British researchers used data on 6,582 men and women aged 50 and over who were cognitively healthy at the start of the study. The analysis in the International Journal of Epidemiology tracked the population for an average of 11 years and recorded incidents of doctor-diagnosed dementia.
Almost 7 percent of the group developed dementia. Compared to people of normal weight (body mass index between 18.5 and 24.9), overweight people with a B.M.I. from 25 to 29.9, 27 percent were more likely to have dementia and obesity with a B.M.I. of 30 or higher, 31 percent were more likely to have dementia.
The researchers also found that women with central obesity – a waist size larger than 34.6 inches – were 39 percent more likely to develop dementia than women with a normal waist size.
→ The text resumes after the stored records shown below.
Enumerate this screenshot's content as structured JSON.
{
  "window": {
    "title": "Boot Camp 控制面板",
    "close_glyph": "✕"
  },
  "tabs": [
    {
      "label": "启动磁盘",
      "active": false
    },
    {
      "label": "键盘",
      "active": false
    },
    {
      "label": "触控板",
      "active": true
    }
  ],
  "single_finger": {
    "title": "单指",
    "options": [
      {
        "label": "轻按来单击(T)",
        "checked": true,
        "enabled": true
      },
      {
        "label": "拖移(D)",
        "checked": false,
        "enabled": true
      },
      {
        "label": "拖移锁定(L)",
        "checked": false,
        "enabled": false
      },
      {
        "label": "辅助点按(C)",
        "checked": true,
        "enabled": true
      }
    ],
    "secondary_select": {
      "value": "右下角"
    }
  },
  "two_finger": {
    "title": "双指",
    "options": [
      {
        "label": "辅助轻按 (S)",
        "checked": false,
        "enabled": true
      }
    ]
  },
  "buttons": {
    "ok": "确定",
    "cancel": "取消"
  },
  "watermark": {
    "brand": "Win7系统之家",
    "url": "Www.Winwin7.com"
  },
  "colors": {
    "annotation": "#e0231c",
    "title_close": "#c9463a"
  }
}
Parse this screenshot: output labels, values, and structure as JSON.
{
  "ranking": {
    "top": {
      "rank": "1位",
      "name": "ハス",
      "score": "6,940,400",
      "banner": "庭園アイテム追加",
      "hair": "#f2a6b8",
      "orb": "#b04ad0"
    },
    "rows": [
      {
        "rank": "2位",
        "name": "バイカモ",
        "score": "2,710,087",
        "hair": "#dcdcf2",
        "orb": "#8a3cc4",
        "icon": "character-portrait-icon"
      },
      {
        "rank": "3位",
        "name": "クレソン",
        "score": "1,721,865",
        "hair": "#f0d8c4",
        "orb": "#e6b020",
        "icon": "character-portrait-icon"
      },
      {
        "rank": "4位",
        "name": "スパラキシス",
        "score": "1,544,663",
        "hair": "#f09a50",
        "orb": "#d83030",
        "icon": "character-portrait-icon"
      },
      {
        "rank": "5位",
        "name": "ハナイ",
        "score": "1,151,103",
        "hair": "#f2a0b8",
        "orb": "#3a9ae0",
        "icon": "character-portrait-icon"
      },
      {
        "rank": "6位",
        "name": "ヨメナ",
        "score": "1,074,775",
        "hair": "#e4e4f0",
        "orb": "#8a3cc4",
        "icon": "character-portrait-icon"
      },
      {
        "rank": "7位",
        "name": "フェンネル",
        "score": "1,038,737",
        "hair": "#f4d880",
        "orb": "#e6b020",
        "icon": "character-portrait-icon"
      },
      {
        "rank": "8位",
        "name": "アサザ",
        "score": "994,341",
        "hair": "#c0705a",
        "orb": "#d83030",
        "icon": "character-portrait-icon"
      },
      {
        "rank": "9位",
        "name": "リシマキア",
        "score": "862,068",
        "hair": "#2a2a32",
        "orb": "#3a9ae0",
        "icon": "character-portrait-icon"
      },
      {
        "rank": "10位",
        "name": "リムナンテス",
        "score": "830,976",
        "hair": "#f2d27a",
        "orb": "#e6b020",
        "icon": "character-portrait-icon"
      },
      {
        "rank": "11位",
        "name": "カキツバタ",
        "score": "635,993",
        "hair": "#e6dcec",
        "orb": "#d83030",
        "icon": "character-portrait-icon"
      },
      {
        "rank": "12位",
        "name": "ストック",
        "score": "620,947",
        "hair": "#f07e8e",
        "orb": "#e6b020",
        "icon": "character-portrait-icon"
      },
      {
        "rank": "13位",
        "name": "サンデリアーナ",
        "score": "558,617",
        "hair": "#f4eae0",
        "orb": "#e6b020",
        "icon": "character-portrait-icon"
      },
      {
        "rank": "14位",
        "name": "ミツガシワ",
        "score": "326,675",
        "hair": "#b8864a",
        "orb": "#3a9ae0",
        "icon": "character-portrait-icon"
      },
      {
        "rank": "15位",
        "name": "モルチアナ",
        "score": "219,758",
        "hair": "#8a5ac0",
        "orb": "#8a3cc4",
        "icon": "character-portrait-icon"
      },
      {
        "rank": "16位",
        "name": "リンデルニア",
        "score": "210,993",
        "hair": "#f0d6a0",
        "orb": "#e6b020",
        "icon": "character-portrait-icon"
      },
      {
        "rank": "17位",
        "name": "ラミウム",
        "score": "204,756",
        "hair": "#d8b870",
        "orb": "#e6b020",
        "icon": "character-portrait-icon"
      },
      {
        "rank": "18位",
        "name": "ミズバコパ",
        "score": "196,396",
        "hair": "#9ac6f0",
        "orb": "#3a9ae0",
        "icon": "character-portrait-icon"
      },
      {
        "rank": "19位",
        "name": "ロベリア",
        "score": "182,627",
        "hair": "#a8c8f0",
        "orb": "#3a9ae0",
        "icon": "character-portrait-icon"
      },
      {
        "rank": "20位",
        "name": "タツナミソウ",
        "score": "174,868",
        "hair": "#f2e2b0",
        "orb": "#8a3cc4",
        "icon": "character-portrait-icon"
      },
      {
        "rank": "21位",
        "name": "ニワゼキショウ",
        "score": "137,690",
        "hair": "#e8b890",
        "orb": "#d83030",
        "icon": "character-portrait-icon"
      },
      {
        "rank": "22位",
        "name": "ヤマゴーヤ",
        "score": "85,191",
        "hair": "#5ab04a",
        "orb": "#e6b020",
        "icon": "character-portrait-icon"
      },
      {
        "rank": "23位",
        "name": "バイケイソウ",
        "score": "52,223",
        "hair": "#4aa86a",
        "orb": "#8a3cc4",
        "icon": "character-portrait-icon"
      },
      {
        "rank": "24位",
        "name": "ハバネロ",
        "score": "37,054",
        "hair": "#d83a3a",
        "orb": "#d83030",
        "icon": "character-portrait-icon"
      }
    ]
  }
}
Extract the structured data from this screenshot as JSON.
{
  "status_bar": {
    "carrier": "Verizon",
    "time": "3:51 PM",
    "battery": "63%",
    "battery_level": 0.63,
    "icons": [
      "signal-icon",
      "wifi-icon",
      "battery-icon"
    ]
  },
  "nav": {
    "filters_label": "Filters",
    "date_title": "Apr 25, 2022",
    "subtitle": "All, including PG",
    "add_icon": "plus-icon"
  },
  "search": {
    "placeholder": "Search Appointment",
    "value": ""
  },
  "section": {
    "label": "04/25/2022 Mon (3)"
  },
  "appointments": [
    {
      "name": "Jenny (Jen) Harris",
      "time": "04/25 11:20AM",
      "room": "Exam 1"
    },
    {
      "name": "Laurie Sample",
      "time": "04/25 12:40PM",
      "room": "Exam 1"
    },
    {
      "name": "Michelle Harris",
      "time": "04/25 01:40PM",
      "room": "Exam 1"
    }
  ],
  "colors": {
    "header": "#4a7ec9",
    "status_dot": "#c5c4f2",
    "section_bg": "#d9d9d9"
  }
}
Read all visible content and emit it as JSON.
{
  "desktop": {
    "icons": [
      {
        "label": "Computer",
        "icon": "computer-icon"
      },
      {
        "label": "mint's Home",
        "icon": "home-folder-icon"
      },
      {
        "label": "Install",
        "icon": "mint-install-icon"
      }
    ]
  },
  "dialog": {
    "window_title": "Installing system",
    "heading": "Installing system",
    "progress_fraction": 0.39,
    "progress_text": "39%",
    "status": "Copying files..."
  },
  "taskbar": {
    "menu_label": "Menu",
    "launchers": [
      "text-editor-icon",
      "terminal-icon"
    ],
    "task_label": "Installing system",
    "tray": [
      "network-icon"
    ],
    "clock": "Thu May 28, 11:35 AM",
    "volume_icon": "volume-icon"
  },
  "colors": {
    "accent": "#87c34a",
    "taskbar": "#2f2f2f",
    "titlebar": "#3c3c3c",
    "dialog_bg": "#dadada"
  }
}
Middle fat was not associated with a higher risk of dementia in men.
The study controlled age, gender, APOE4 (a gene known to increase your risk of Alzheimer's, the most common type of dementia), education, marital status, smoking, and other known dementia risks.
The lead author, Yixuan Ma, a student at University College London, said that this observational study did not prove cause and effect.
"Obesity is just a risk," she said. "It doesn't mean that an obese person necessarily gets dementia. But there are many reasons why it is good to maintain a normal weight and do intense physical activity for a lifetime."